Machine learning and big data in the healthcare field have tremendous potential. Not only are these new technologies improving diagnosis and treatment options, they also have the potential to empower individuals to take control of their own health.
Some of the most exciting advances in healthcare today are coming about with the help of machine learning, artificial intelligence, and advanced analytics. Advances in diagnostics, predictive healthcare, personalized medicine and AI interfaces to help patients access healthcare all come down to the application of machine learning.
One team of doctors used advanced machine learning to analyze search queries online and discovered that they could identify people with pancreatic cancer—even before they received a diagnosis. The study focused on search queries that indicated someone had been diagnosed with pancreatic cancer, and then worked backwards to see if earlier queries could predict the diagnosis.
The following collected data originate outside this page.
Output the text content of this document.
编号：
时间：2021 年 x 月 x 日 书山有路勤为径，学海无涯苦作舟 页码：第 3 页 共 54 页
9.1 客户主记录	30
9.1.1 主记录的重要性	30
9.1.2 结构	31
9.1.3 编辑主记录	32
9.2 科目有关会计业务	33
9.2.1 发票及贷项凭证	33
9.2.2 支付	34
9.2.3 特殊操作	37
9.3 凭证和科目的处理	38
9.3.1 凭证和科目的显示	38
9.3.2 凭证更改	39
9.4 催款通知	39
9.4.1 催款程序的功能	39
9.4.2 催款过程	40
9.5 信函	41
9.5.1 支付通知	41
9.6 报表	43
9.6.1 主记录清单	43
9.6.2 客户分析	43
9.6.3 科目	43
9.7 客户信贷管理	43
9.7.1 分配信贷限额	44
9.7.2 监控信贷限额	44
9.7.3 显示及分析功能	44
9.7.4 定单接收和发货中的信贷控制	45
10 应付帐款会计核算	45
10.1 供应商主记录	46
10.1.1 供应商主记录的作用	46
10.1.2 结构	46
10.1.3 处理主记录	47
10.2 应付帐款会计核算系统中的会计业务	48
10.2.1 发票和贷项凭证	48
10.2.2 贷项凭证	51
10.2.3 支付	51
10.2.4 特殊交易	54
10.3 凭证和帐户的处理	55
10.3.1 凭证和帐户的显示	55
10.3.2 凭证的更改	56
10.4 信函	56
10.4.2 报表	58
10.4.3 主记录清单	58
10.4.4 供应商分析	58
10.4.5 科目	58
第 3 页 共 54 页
While the study did not result in a practical application yet, there is the possibility that, in the future, systems could be set up to warn a user to go get tested if search queries suggest a particular disease—especially one in which early detection is vital, like pancreatic cancer.
A Brazilian hospital, Estadual Getúlio Vargas, has only 22 ICU beds for a nearly unending stream of the city’s poorest of the poor. The hospital is using analytics’ insights to shorten the length of stays for ICU patients to just over three days, and reduce mortality rates for them by 21 percent. This means that the hospital can free up beds more quickly and serve nearly two more patients per ICU bed each month, improving efficiency and outcomes. Another hospital in São João is using a program called HVITAL, combining advanced analytics and machine learning to predict (and potentially prevent) up to 30 percent of ICU admissions, as much as seven days in advance.
One problem doctors face, especially with cancer patients looking at long-treatment protocols, is keeping patients motivated and proactive during recovery. A new app called RehApp Coach has recently been developed to help solve that problem. The bot offers a conversational approach through machine learning and AI to engage patients during their rehab and, hopefully, keep them more motivated to continue treatment.
Another important advancement is being made in matching children in the foster care system with the best potential foster families. The ECAP system (which stands for Every Child A Priority) uses a sophisticated matching algorithm to predict the best match between a child and a foster family, reducing the number of moves a child has to make and improving the potential for permanent placement. I include this under the healthcare banner, because the system must adhere to the strict privacy regulations involved with health and other personal records. It’s saved government agencies millions of dollars, but more importantly, improved outcomes for the most vulnerable children in their care.
Other companies are using machine learning to help predict and expose fraudulent healthcare claims, which costs providers millions of dollars a year and drives up the cost of healthcare for everyone. A company called KenSci was able to use machine learning to immediately identify more than a million dollars in fraudulent claims in a single dataset that had already been analyzed and reviewed by 20 human claims specialists.